Moreover, since those subjects included in the top tertile present an increased risk of poor prognosis, it seems plausible to think that this subgroup of patients could benefit from a more intensive insulin therapy. However, it must be considered that, as observed in previous publications focused on critical patients [25, 26], a more intensive glucose control can also be associated with an increased mortality risk, secondary to a higher hypoglycemia rate. Hence, if we want to normalize acute high glucose levels of the 3rd ACR tertile group without increasing the presence of hypoglycemia, a precise blood glucose monitoring system seems essential. In this regard, the use of continuous glucose monitoring (CGM), which can continuously and automatically provide instant blood glucose values together with pre-specified hyper and hypoglycemia alarms, could play an important role in glucose management in these patients, as has previously demonstrated in intensive-care unit (ICU) patients [27]. Thus, combining intensive insulin therapy with CGM to fight stress hyperglycemia in the 3rd ACR tertile group in clinical daily practice could presumably have a direct effect on the patient’s prognosis in the short-term after AIS diagnosis.

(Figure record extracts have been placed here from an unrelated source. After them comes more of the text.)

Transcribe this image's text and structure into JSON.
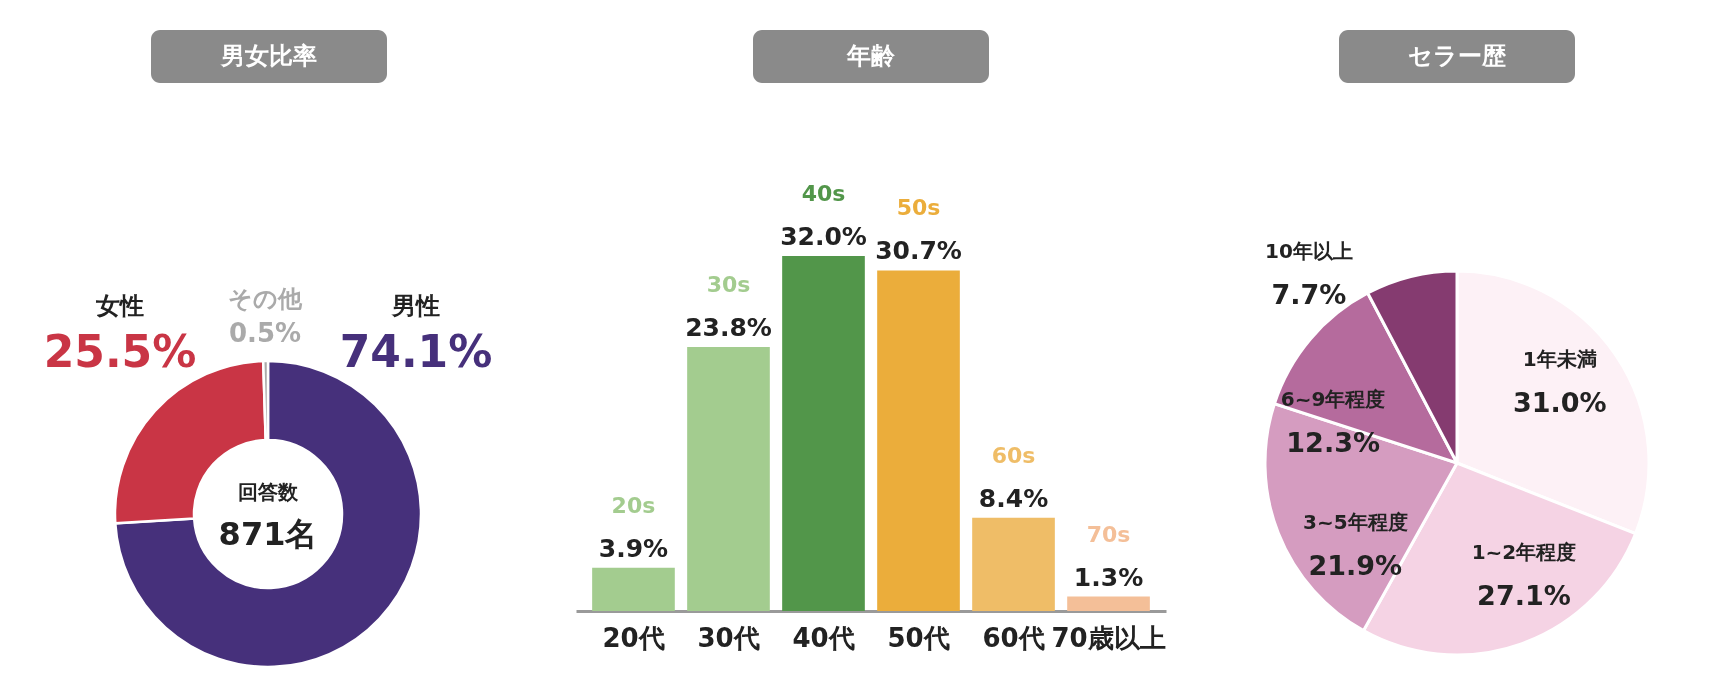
{
  "chart_data": [
    {
      "type": "donut",
      "title": "男女比率",
      "categories": [
        "男性",
        "女性",
        "その他"
      ],
      "values": [
        74.1,
        25.5,
        0.5
      ],
      "colors": [
        "#46307b",
        "#c93545",
        "#aaaaaa"
      ],
      "value_labels": [
        "74.1%",
        "25.5%",
        "0.5%"
      ],
      "annotations": [
        "回答数",
        "871名"
      ]
    },
    {
      "type": "bar",
      "title": "年齢",
      "categories": [
        "20代",
        "30代",
        "40代",
        "50代",
        "60代",
        "70歳以上"
      ],
      "values": [
        3.9,
        23.8,
        32.0,
        30.7,
        8.4,
        1.3
      ],
      "colors": [
        "#a3cc8f",
        "#a3cc8f",
        "#52964a",
        "#ebad3b",
        "#efbd67",
        "#f4bf98"
      ],
      "value_labels": [
        "3.9%",
        "23.8%",
        "32.0%",
        "30.7%",
        "8.4%",
        "1.3%"
      ],
      "annotations": [
        {
          "text": "20s",
          "x": "20代",
          "y": 3.9
        },
        {
          "text": "30s",
          "x": "30代",
          "y": 23.8
        },
        {
          "text": "40s",
          "x": "40代",
          "y": 32.0
        },
        {
          "text": "50s",
          "x": "50代",
          "y": 30.7
        },
        {
          "text": "60s",
          "x": "60代",
          "y": 8.4
        },
        {
          "text": "70s",
          "x": "70歳以上",
          "y": 1.3
        }
      ]
    },
    {
      "type": "pie",
      "title": "セラー歴",
      "categories": [
        "1年未満",
        "1~2年程度",
        "3~5年程度",
        "6~9年程度",
        "10年以上"
      ],
      "values": [
        31.0,
        27.1,
        21.9,
        12.3,
        7.7
      ],
      "colors": [
        "#fdf1f6",
        "#f5d3e4",
        "#d59cc0",
        "#b56b9d",
        "#853b70"
      ],
      "value_labels": [
        "31.0%",
        "27.1%",
        "21.9%",
        "12.3%",
        "7.7%"
      ]
    }
  ]
}
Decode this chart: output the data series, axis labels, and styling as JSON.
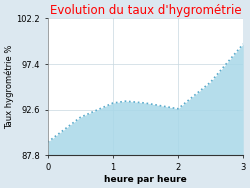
{
  "title": "Evolution du taux d'hygrométrie",
  "title_color": "#ff0000",
  "xlabel": "heure par heure",
  "ylabel": "Taux hygrométrie %",
  "x": [
    0,
    0.5,
    1.0,
    1.2,
    1.5,
    2.0,
    2.5,
    3.0
  ],
  "y": [
    89.2,
    91.8,
    93.3,
    93.5,
    93.3,
    92.7,
    95.5,
    99.5
  ],
  "ylim": [
    87.8,
    102.2
  ],
  "xlim": [
    0,
    3
  ],
  "yticks": [
    87.8,
    92.6,
    97.4,
    102.2
  ],
  "xticks": [
    0,
    1,
    2,
    3
  ],
  "fill_color": "#a8d8e8",
  "fill_alpha": 0.85,
  "line_color": "#5aabcc",
  "line_style": "dotted",
  "line_width": 1.2,
  "bg_color": "#dce8f0",
  "plot_bg_color": "#ffffff",
  "grid_color": "#c8d8e0",
  "title_fontsize": 8.5,
  "label_fontsize": 6.5,
  "tick_fontsize": 6,
  "ylabel_fontsize": 6
}
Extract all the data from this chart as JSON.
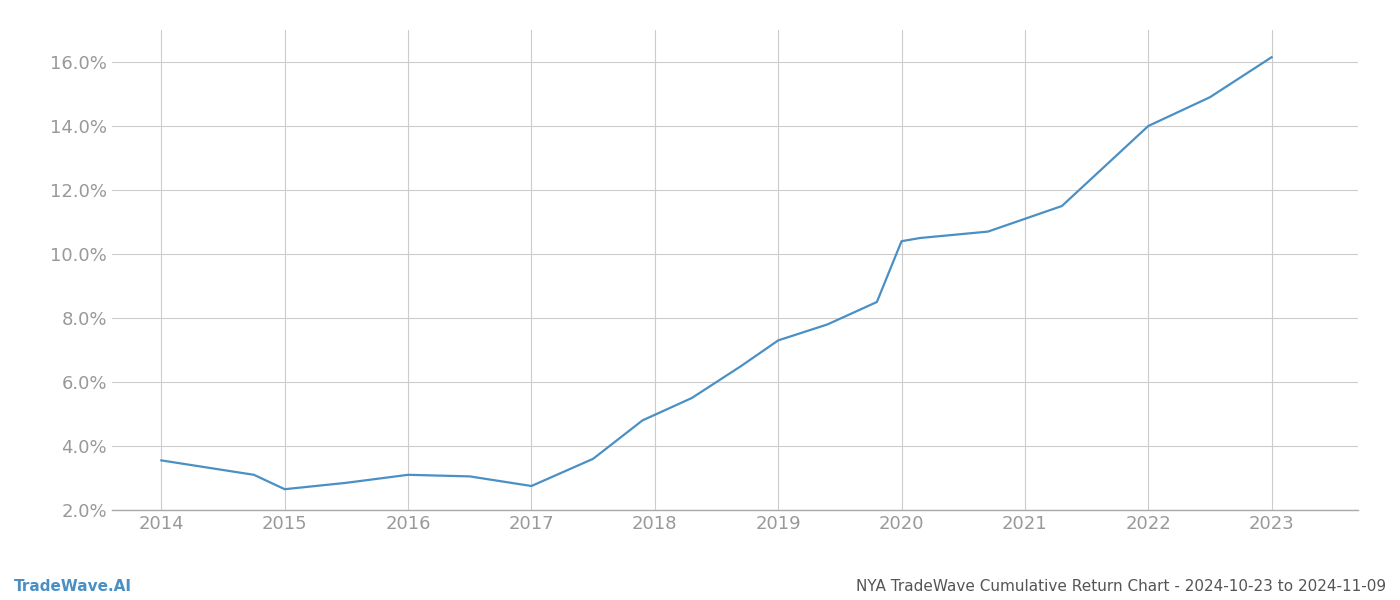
{
  "x_years": [
    2014,
    2014.75,
    2015,
    2015.5,
    2016,
    2016.5,
    2017,
    2017.5,
    2017.9,
    2018.3,
    2018.7,
    2019,
    2019.4,
    2019.8,
    2020,
    2020.15,
    2020.7,
    2021,
    2021.3,
    2022,
    2022.5,
    2023.0
  ],
  "y_values": [
    3.55,
    3.1,
    2.65,
    2.85,
    3.1,
    3.05,
    2.75,
    3.6,
    4.8,
    5.5,
    6.5,
    7.3,
    7.8,
    8.5,
    10.4,
    10.5,
    10.7,
    11.1,
    11.5,
    14.0,
    14.9,
    16.15
  ],
  "line_color": "#4a90c4",
  "line_width": 1.6,
  "bg_color": "#ffffff",
  "grid_color": "#cccccc",
  "tick_color": "#999999",
  "x_tick_labels": [
    "2014",
    "2015",
    "2016",
    "2017",
    "2018",
    "2019",
    "2020",
    "2021",
    "2022",
    "2023"
  ],
  "x_tick_positions": [
    2014,
    2015,
    2016,
    2017,
    2018,
    2019,
    2020,
    2021,
    2022,
    2023
  ],
  "y_min": 2.0,
  "y_max": 17.0,
  "y_ticks": [
    2.0,
    4.0,
    6.0,
    8.0,
    10.0,
    12.0,
    14.0,
    16.0
  ],
  "x_min": 2013.6,
  "x_max": 2023.7,
  "footer_left": "TradeWave.AI",
  "footer_right": "NYA TradeWave Cumulative Return Chart - 2024-10-23 to 2024-11-09",
  "footer_color": "#555555",
  "footer_left_color": "#4a90c4"
}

Finally, the present study went one-step further, analyzing the possible clinical relevance of ACR in this subgroup of neurological patients. In this respect, it must be acknowledged that, although several scores have been defined to evaluate global cardiovascular risk [28, 29], to date no risk score has been specifically defined for stroke patients. Owing to all this, we created a model which included classical risk factors for neurological patients such as age, gender, diabetes, dyslipidemia, revascularization treatment, history Rankin and baseline NIHSS. This classical model obtained an AUC of 0.781 in the ROC curve, without a significant increase in the AUC when baseline glucose or ACR were included in the model. Hence, although the results in the present study are encouraging as they observe a significant and independent association between ACR and poor prognosis in the short term after AIS, the clinical relevance of this ratio still needs to be further defined.

This study is not without limitations. The study was realized in a single center, and hence this may limit the extrapolation of the results. Moreover, a retrospective analysis was realized. The relative short period of follow-up must also be taken into account, together with the possible presence of other confounding factors that could have affected the final results. Finally, diabetes diagnosis was defined using different variables, including previous medical history or use of hypoglycemic medication, but laboratory results of glucose values or HbA1c to confirm diagnosis were not available for all the included subjects.

Conclusions

ACR was positively associated with a poor prognosis and mortality 3 months after AIS diagnosis. Other factors identified as being associated with poor outcome at 3 month-follow up included age, presence of diabetes, previous mRS and stroke severity, while revascularization therapy demonstrated a protective effect.

Individuals in the third tertile of ACR showed a poorer prognosis and higher mortality rate. Finally, the addition of baseline glucose or ACR on a model with classical clinical factors did not provide additional predictive value regarding stroke prognosis.

Therefore, future studies and needed to further elucidate the specific role of ACR in clinical daily practice.